Andry Ubiera, Right-Handed Starting Pitcher
The Braves' international scouting team is quite underrated, and Andry Ubiera has the chance to be the latest proof of this. Ubiera has a very solid fastball that sits in the 93 range, and he can kick that up a few ticks if he needs to. With a lean frame and his young age, it's also not impossible to see him adding a few miles per hour, but I wouldn't go so far as to assume that's likely. In addition to his four-seamer, he also shows a curve that is admittedly still raw, but flashes plus on occasion.
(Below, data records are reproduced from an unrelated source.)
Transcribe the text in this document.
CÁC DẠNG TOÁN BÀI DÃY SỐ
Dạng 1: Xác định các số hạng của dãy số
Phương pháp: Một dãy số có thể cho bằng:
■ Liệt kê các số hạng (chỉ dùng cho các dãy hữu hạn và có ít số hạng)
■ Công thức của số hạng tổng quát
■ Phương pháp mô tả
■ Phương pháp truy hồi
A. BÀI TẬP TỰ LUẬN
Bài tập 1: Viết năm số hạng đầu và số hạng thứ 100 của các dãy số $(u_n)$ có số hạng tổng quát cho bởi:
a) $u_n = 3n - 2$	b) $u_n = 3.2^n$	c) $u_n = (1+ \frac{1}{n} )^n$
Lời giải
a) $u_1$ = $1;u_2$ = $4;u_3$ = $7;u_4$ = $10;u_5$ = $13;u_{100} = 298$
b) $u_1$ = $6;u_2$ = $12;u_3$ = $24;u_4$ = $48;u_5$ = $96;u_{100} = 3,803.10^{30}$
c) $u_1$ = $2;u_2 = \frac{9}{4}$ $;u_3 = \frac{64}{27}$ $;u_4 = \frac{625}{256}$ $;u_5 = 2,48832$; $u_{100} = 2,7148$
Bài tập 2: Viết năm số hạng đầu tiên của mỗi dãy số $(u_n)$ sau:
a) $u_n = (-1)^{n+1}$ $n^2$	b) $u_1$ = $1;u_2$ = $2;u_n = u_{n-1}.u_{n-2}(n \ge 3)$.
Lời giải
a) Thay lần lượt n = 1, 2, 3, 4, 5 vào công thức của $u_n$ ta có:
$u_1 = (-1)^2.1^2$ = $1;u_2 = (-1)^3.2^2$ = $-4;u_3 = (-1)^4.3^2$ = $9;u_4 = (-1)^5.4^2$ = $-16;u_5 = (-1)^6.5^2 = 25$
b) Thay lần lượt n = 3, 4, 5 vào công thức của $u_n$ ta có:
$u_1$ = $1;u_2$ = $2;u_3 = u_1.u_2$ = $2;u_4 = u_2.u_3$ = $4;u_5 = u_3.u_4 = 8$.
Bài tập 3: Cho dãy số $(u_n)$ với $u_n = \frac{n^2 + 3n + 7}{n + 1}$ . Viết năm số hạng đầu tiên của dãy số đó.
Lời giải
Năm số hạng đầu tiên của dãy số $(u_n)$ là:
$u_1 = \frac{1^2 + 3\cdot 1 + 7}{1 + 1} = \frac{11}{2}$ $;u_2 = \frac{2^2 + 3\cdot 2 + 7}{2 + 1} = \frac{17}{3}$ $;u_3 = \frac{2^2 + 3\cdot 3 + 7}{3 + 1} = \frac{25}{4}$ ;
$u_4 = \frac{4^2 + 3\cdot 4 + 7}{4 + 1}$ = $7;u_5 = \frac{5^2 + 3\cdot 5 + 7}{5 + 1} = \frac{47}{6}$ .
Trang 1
This has led to fairly impressive strikeout numbers in the minors so far, as Ubiera's averaged right around a strikeout per inning in his minor league career.
As with most international signings, Ubiera's success will hinge on his ability to polish his raw tools. He needs to put some serious work in with his curve, as well as refining his command. Additionally, if he wants to start at higher levels, he'll need to flesh out a third pitch, most likely a changeup.
Having never thrown more than 50 innings in a professional season, it will be interesting to see how Ubiera adapts to full-season ball. Whether or not he sinks or swims will go a long way to determining his future. For now, I could see Ubiera being a solid back-end reliever if things break right, but there's always a chance he's able to put everything together and be a high-end #5 starter in the bigs.